To make salts with woody herbs, strip the herb leaves and toss them with coarse salt and dry them before adding the “special” flavorings. Illustrated here is Celtic grey sea salt, which is pretty large-grained. The other salt I like is flaky Malden sea salt, which has a slightly better texture. Since I used whole rosemary leaves in that salt, I ground the Celtic grey salt, rosemary and lavender in a small food processor to achieve a more versatile texture. To make the salts, I mixed the thyme (or rosemary) with salt and spread it on rimmed baking sheet lined with parchment paper and dried it for a day in my gas oven. You can start the oven, but not let it get up to 150-degree heat, shut it off and let it cool a little before placing the tray in the oven.
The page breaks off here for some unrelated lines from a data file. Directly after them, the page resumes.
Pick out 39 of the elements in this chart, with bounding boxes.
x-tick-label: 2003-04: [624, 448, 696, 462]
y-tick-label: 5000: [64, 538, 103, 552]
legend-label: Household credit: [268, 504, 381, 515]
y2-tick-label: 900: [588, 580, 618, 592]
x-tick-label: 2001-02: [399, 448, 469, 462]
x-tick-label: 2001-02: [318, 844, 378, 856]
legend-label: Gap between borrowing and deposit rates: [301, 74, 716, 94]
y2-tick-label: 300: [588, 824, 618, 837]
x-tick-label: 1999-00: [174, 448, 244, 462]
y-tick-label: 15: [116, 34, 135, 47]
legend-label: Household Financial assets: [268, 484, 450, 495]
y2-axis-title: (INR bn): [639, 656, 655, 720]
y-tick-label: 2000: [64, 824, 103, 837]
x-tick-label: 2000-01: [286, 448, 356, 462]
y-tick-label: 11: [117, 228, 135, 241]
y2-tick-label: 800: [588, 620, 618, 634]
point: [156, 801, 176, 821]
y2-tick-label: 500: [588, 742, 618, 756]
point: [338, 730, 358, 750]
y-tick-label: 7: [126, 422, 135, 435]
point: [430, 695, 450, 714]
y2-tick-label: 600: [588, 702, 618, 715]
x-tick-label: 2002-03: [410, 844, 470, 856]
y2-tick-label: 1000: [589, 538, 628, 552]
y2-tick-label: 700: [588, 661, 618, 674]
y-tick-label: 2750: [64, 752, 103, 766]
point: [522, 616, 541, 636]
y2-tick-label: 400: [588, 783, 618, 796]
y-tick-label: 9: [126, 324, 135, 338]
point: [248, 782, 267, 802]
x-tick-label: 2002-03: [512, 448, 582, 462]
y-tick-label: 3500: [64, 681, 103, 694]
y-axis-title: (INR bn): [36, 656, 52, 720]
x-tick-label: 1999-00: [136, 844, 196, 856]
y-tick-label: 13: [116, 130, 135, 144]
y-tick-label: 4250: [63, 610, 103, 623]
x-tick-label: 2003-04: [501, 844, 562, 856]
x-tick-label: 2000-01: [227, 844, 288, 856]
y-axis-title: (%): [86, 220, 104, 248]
If you use higher heat, the herbs could become brittle and of poor texture. When done (meaning thoroughly dry since you don’t want to encourage mold), add the flavoring herb, in this case fennel pollen for the thyme and lavender flowers for the rosemary.
So what do you do with these salts? Sprinkle them on all kinds of dishes. Here I used them on cooked scallops and shrimp (tossed with salad for her and with pasta for him). I’ve also used them on fish, chicken, pork and eggs. And on potatoes and squash. They’re a welcome change from ordinary salt and pepper and impart an unexpected spark of flavor that is great in the winter and a reminder of what lies ahead in the garden.